A Richard Eyre le gustan los rasgos perfilados, lánguidos y casi perfectos de Cate Blanchett, o de Laura Linney. En ellos se encuentra la afirmación de la fisicidad de su cine.
También le gustan las premisas en las que la moral sea cuestionada y puesta en juego desde el primer minuto. Pero también juega con el morbo y con la polémica fácil, y por eso su cine pierde fuerza cuanto más gana en interés mediático.
Le interesa mucho más el componente humano que el cine, y al olvidarse del cine hace que el espectador se olvide de la importancia del componente humano.
Le apasiona la música y su presencia es fundamental en sus relatos. En esta ocasión uno de los grandes ingleses, Stephen Warbeck, pone la nota distinguida en el plano sonoro con una brillante partitura llena de buenos momentos.
Es el suyo por tanto un cine accidentado, lleno de aristas, pero también de incontables virtudes. Se trata de un cine de lo personal, de la relación, de la madurez, de la convivencia permanente con el sexo ajeno al seno del matrimonio y en consecuencia siempre visto como símbolo de pecado, de perdición y de discordia en los hombres (y mujeres) que retrata con esmero.
Crónica de un engaño no está lejos del resto de su filmografía, de nuevo los fantasmas de un elemento perturbador (esta vez, la infidelidad en el matrimonio) extraídos de una novela sirven como base para que Eyre desarrolle su personal universo, y aquí habla, con una madurez poco frecuente, los avatares del amor incondicional en el marco de una experiencia de dolor extrema, un amor que se extiende hasta la muerte del ser amado y más allá de él, y se atreve a mostrar cómo la vida encuentra caminos insospechados de perdón, redención y entendimiento.
Si a algo presta especial atención el director a la hora de construir sus ficciones, es al trabajo actoral de quienes encarnarán los personajes que ha creado a partir siempre de adaptaciones literarias.

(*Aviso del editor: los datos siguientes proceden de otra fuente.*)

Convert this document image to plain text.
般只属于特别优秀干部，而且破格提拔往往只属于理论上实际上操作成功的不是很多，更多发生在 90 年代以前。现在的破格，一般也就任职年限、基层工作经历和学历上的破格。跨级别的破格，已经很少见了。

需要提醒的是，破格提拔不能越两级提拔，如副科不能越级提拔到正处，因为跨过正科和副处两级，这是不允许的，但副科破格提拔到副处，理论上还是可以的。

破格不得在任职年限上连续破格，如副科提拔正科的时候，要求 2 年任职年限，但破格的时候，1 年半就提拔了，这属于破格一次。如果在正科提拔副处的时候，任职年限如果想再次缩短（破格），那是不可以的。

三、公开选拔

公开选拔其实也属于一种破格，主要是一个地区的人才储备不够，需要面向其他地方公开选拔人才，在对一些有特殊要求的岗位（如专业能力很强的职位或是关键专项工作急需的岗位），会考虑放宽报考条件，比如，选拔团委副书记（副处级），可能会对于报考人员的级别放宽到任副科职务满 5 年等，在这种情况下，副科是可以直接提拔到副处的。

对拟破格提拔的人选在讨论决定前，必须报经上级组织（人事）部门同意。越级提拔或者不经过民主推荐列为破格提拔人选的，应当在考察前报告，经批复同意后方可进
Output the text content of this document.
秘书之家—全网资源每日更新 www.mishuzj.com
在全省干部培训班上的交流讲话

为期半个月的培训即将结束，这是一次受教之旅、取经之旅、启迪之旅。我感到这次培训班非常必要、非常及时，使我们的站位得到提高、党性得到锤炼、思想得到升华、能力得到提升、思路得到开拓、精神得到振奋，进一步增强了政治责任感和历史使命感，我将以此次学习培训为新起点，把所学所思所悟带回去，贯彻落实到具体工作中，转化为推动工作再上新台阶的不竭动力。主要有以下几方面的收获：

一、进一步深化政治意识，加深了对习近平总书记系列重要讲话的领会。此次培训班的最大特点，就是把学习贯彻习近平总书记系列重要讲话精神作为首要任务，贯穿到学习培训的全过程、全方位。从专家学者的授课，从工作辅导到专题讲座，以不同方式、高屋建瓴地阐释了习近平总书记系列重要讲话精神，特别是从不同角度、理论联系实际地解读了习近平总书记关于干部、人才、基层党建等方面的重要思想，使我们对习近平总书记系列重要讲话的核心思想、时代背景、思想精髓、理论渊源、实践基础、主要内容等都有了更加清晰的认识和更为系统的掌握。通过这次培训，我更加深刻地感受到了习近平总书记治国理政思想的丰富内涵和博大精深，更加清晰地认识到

En este sentido, pueden subrayarse los excesos de la mayoría del reparto, empezando por un Liam Neeson que en su intento de representar la emoción contenida de su rol, se lanza a la intensidad desmedida y a la mueca fácil, sin perder nunca la omnipresencia en la pantalla.
Podría hablarse también de la poca idoneidad de Antonio Banderas para el papel que interpreta, más allá del histrionismo que despierta en su creación o de caer condescendientemente en la representación de todos los tópicos del amante latino.
Poco que decir de los agraciados papeles femeninos: una Laura Linney con una joya de personaje, en lo escrito y también en lo representado, que quizás por tener sus minutos de aparición en pantalla más contados que el de sus compañeros masculinos, personaje y actriz salgan mejor parados que éstos. La siempre irresistible Romola Garai acepta la función secundaria de hija de la familia y aprovecha los pocos espacios de lucimiento que ofrece el guión.
Sería justo lamentarse, porque los logros de Eyre con su película y con la transmisión de un mensaje poderoso y emotivo sólo nos llegan a medias. Demasiado estatismo en sus personajes, demasiados diálogos, demasiado remontaje, como también la propia historia es un remontaje de la ausencia, de una vida en la que, tras haber finalizado, todos buscan encontrar los huecos de todo aquello de lo que no habían podido ser testigos.